Uma nova pesquisa revela que os rios se tornaram uma das principais vias de contaminação por mercúrio no planeta. Segundo o estudo, os níveis globais atuais de mercúrio nos rios mais que dobraram desde a Revolução Industrial.
A pesquisa, liderada pela Universidade Tulane e publicada na revista Science Advances, marca uma virada na nossa compreensão do ciclo global desse metal pesado, uma neurotoxina poderosa que pode se acumular na cadeia alimentar e afetar tanto a vida selvagem quanto os humanos.

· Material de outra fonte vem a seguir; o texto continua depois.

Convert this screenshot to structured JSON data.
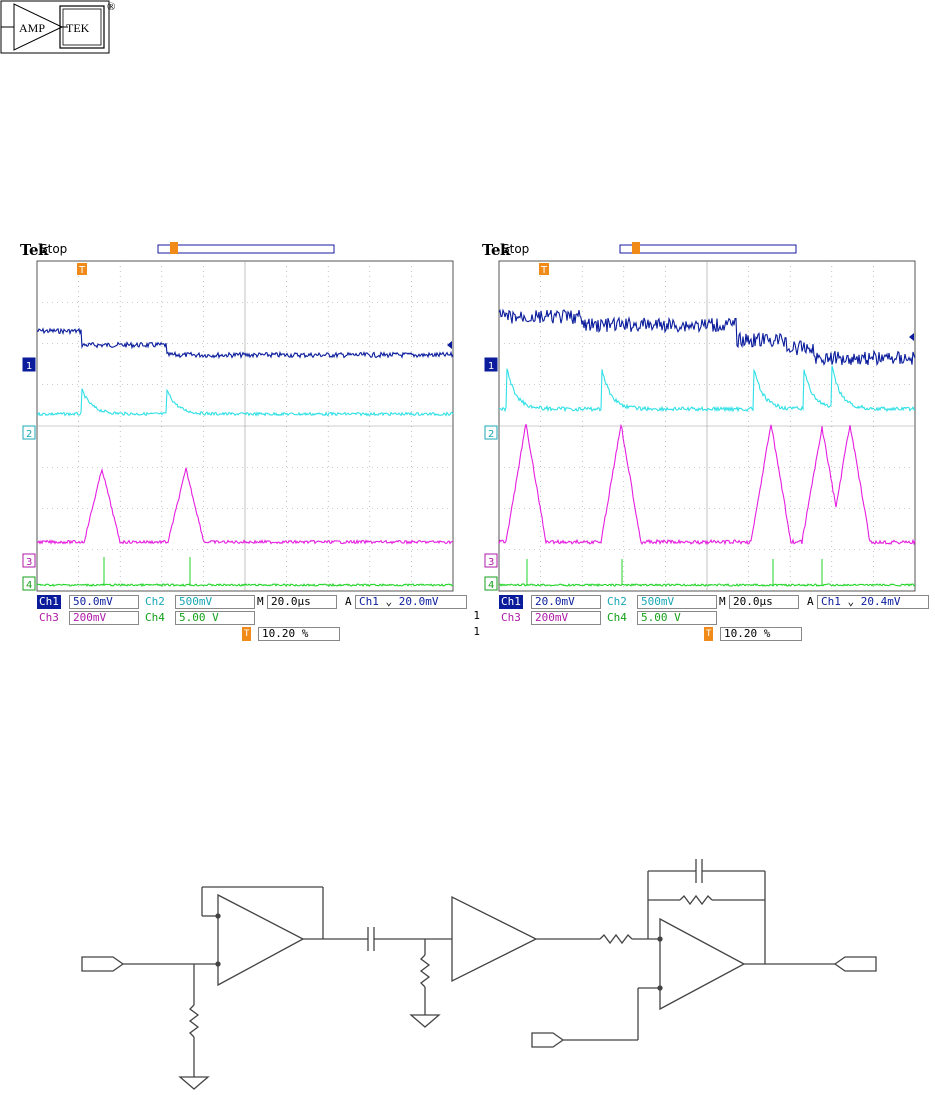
{
  "logo": {
    "left_text": "AMP",
    "right_text": "TEK",
    "registered": "®"
  },
  "scopes": [
    {
      "brand": "Tek",
      "status": "Stop",
      "trigger_marker": "T",
      "channel_markers": [
        "1",
        "2",
        "3",
        "4"
      ],
      "readout": {
        "ch1_label": "Ch1",
        "ch1_scale": "50.0mV",
        "ch2_label": "Ch2",
        "ch2_scale": "500mV",
        "ch3_label": "Ch3",
        "ch3_scale": "200mV",
        "ch4_label": "Ch4",
        "ch4_scale": "5.00 V",
        "timebase_label": "M",
        "timebase": "20.0µs",
        "trigger_mode": "A",
        "trigger_source": "Ch1",
        "trigger_slope": "⌄",
        "trigger_level": "20.0mV",
        "trigger_position": "10.20 %",
        "right_1": "1",
        "right_2": "1"
      },
      "waveform": {
        "ch1_steps": 3,
        "pulse_count": 2
      }
    },
    {
      "brand": "Tek",
      "status": "Stop",
      "trigger_marker": "T",
      "channel_markers": [
        "1",
        "2",
        "3",
        "4"
      ],
      "readout": {
        "ch1_label": "Ch1",
        "ch1_scale": "20.0mV",
        "ch2_label": "Ch2",
        "ch2_scale": "500mV",
        "ch3_label": "Ch3",
        "ch3_scale": "200mV",
        "ch4_label": "Ch4",
        "ch4_scale": "5.00 V",
        "timebase_label": "M",
        "timebase": "20.0µs",
        "trigger_mode": "A",
        "trigger_source": "Ch1",
        "trigger_slope": "⌄",
        "trigger_level": "20.4mV",
        "trigger_position": "10.20 %",
        "right_1": "1",
        "right_2": "1"
      },
      "waveform": {
        "ch1_steps": 5,
        "pulse_count": 5
      }
    }
  ],
  "colors": {
    "ch1": "#0a1c9c",
    "ch2": "#2fe0e6",
    "ch3": "#e51ee0",
    "ch4": "#22d428",
    "trigger": "#f08a18",
    "grid": "#9a9a9a"
  }
}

Até o momento, a maioria dos estudos se concentrou na presença de mercúrio no ar, no solo e nos oceanos. Os rios, por outro lado, permaneceram em grande parte indetectáveis, apesar de serem uma rota fundamental para o transporte de poluentes para os ecossistemas marinhos. "As atividades humanas alteraram o ciclo global do mercúrio em todos os sentidos", explicou o professor Yanxu Zhang, autor principal do estudo.
O mercúrio é uma das substâncias mais tóxicas para a saúde humana e os ecossistemas. No ambiente, pode se transformar em metilmercúrio, um composto altamente perigoso que se acumula em peixes e crustáceos. Quando consumido por humanos, o mercúrio pode causar danos ao sistema nervoso, especialmente durante o desenvolvimento fetal e na infância. Também afeta a memória, a coordenação motora e o sistema cardiovascular.
A equipe desenvolveu um modelo computacional chamado MOSART-Hg, que lhes permitiu reconstruir como era o transporte fluvial de mercúrio antes de 1850 e como ele aumentou desde então. Para validar seus resultados, eles compararam as projeções do modelo com dados reais de núcleos de sedimentos costeiros coletados em diferentes partes do mundo. A concordância entre as duas linhas de evidência foi notável.
Uma das principais contribuições do trabalho é a criação de uma linha de base histórica para avaliar a verdadeira magnitude do problema: "Ela pode servir como um ponto de referência fundamental", disse Zhang. Esse conhecimento pode ser fundamental para monitorar o progresso em conformidade com a Convenção de Minamata, um acordo internacional que busca reduzir as liberações de mercúrio em escala global.
Entre os fatores que explicam o aumento sustentado do mercúrio nos rios estão o descarte de águas residuais, a erosão do solo e as emissões industriais e de mineração. As regiões com maior crescimento nos níveis de poluição foram as Américas do Norte e do Sul — responsáveis por 41% do aumento total — seguidas pelo Sudeste Asiático (22%) e o sul da Ásia (19%).
O caso da Amazônia é particularmente alarmante. De acordo com o estudo, o balanço de mercúrio do rio já ultraa 200 toneladas métricas anualmente, e 75% dessa carga provém de atividades humanas, em especial da mineração artesanal e de pequena escala (ASM). Soma-se a isso o aumento da erosão do solo causada pelo desmatamento.
A China, por sua vez, apresenta um padrão diferente: a principal fonte são as emissões industriais. O rio Yangtze, o mais longo do país, mais que dobrou sua contribuição de mercúrio em comparação aos níveis históricos.
No entanto, nem todas as regiões seguiram a mesma tendência. No Mediterrâneo, por exemplo, os níveis atuais são inferiores aos níveis pré-industriais. Os autores atribuem essa exceção à construção de grandes barragens, como a de Assuã, no Egito, que retêm sedimentos contaminados antes que cheguem aos rios.
O estudo também sugere que as concentrações de mercúrio nos rios podem ser usadas como indicadores de mudanças de curto prazo, capazes de refletir rapidamente os efeitos das políticas ambientais. Nesse sentido, o monitoramento desses ecossistemas pode oferecer uma ferramenta crucial para avaliar o progresso real no combate à poluição por mercúrio.
Human perturbations to mercury in global rivers. 11 de junho, 2025. Peng, et al.